What Really Is The Ice House In Lake Superior?
Some call it the Ice House, some call it the Cribs, and some even call it "the old building in the water". So what really is this mysterious old building?
The sunken building that sticks out from Lake Superior near the Lake-walk is actually called Uncle Harvey's Mausoleum. According to Zenith City's archives, the building belonged to Harvey Whitney and was built in the winter of 1919.
The website also said the building was used as a sand and gravel hopper before being abandoned in 1922.
The hopper operated by taking sand from the Apostle Islands and gravel from Grand Marais, which was loaded from the scow Limit using steam-powered clam-shell cranes. A conveyor belt then carried the sand and gravel to shore where it was sent through a tunnel into trucks. (The tunnel was the alleged site of the “casino.”)

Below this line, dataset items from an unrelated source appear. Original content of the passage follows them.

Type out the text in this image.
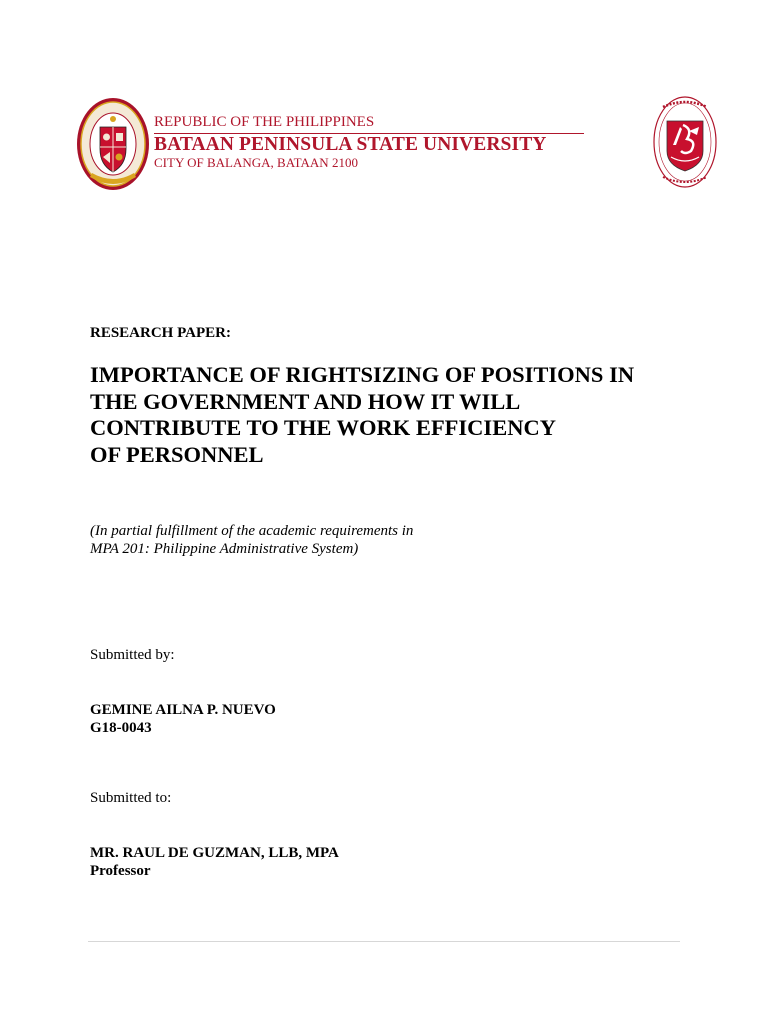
REPUBLIC OF THE PHILIPPINES
BATAAN PENINSULA STATE UNIVERSITY
CITY OF BALANGA, BATAAN 2100
RESEARCH PAPER:
IMPORTANCE OF RIGHTSIZING OF POSITIONS IN
THE GOVERNMENT AND HOW IT WILL
CONTRIBUTE TO THE WORK EFFICIENCY
OF PERSONNEL
(In partial fulfillment of the academic requirements in
MPA 201: Philippine Administrative System)
Submitted by:
GEMINE AILNA P. NUEVO
G18-0043
Submitted to:
MR. RAUL DE GUZMAN, LLB, MPA
Professor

Apparently there were plans for what was called Lakeshore Park, known today as Leif Erickson Park. The park was designed to stretch from where the Rose Garden currently is all the way to the corner of the Lake. There were also planned tennis courts, and baseball and football field planned in the park, but plans clearly fell through and changed.
I grew up on Park Point and always called it the Ice House, because that's what my mom called it when she was growing up. Many people swim out to the abandoned building and jump off of it during the summer. The Saint Louis Rescue Squad also got some footage of a piece of the sunken building.
I started diving into some research after watching a video of Duluth native visiting and never knew what the building was used for either. Definitely some interesting knowledge about a building that people see all the time, but no one seems to know why it's there (all my family members always had a different story).